Tried put assert(0) at the top: ``` assert(0); enforce(false); core.runtime.Runtime.terminate(); core.stdc.stdlib.exit(-1); ``` Seems cannot even terminate the calling thread, since I got that assertion error thousands of times in the log.
Nov 13 2022
prev sibling parent Ruby The Roobster <rubytheroobster yandex.com> writes:
On Sunday, 13 November 2022 at 21:16:32 UTC, mw wrote:
 On Saturday, 19 September 2020 at 06:11:15 UTC, Jacob Carlborg 
 wrote:
 On 2020-09-17 16:58, drathier wrote:
 What's the proper way to exit with a specific exit code?
 
 I found a bunch of old threads discussing this, making sure 
 destructors run and the runtime terminates properly, all of 
 which seemingly concluding that it's sad that there isn't a 
 way to do this easily, but hopefully things have changed in 
 the last 5-10 years and I'm just missing the obvious solution.

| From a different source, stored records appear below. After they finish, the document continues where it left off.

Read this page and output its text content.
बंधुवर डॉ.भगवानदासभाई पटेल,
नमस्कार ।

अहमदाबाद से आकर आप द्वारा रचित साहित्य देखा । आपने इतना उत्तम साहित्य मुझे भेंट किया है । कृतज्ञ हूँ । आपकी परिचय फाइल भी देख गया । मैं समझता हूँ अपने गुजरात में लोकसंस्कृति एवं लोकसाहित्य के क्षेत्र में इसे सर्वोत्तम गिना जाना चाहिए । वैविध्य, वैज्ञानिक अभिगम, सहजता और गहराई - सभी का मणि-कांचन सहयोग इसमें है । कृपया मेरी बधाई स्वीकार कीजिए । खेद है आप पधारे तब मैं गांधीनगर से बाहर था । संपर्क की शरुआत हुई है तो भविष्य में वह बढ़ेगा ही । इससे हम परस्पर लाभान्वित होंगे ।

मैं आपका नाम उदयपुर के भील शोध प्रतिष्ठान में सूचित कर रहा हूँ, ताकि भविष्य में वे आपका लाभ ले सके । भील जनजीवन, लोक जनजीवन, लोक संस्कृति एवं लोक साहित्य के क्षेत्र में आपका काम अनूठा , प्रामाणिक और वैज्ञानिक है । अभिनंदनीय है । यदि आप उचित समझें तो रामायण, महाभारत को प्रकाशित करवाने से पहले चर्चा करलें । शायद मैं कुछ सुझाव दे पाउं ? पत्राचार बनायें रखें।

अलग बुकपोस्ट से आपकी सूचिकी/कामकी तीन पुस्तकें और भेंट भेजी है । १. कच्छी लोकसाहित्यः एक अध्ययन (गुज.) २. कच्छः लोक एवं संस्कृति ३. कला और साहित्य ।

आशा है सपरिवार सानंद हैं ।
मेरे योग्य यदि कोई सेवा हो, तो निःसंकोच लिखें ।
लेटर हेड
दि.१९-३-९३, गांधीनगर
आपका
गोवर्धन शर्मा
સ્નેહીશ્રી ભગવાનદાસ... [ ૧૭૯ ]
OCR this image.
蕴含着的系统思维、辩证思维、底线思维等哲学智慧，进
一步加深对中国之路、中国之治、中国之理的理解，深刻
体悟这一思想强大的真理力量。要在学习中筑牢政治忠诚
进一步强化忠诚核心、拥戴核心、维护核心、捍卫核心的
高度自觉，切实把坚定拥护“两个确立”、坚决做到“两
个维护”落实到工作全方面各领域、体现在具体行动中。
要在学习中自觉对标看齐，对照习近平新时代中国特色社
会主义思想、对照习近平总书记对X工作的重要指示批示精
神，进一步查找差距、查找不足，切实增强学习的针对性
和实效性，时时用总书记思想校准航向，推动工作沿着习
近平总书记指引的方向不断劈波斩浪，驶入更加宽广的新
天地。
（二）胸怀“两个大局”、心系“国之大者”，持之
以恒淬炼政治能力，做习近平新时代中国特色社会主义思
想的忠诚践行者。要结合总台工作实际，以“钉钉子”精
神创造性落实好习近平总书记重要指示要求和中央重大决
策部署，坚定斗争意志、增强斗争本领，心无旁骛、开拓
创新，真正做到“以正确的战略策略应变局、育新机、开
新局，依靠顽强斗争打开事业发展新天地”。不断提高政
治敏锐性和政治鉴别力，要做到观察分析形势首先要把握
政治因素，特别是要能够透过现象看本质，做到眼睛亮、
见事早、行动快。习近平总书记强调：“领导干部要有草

The proper way is: int main() { return 42; } I highly recommend against trying to terminate the application using `exit` or any other way. Just let the control flow return back to the `main` function.
I'm facing this problem to exit early from a multi threaded program for mem profiling purpose: https://forum.dlang.org/thread/zbdevevgghtdgfryuymh forum.dlang.org So what the simplest and reliable way to terminate all threads and exit to os? I even tried core.stdc.stdlib.exit(-1), it does not work.
Just give the threads a killswitch, pass the killswitch method to all of the threads, wait for all the threads to exit, and then return. If this doesn't work, than I don't know what will.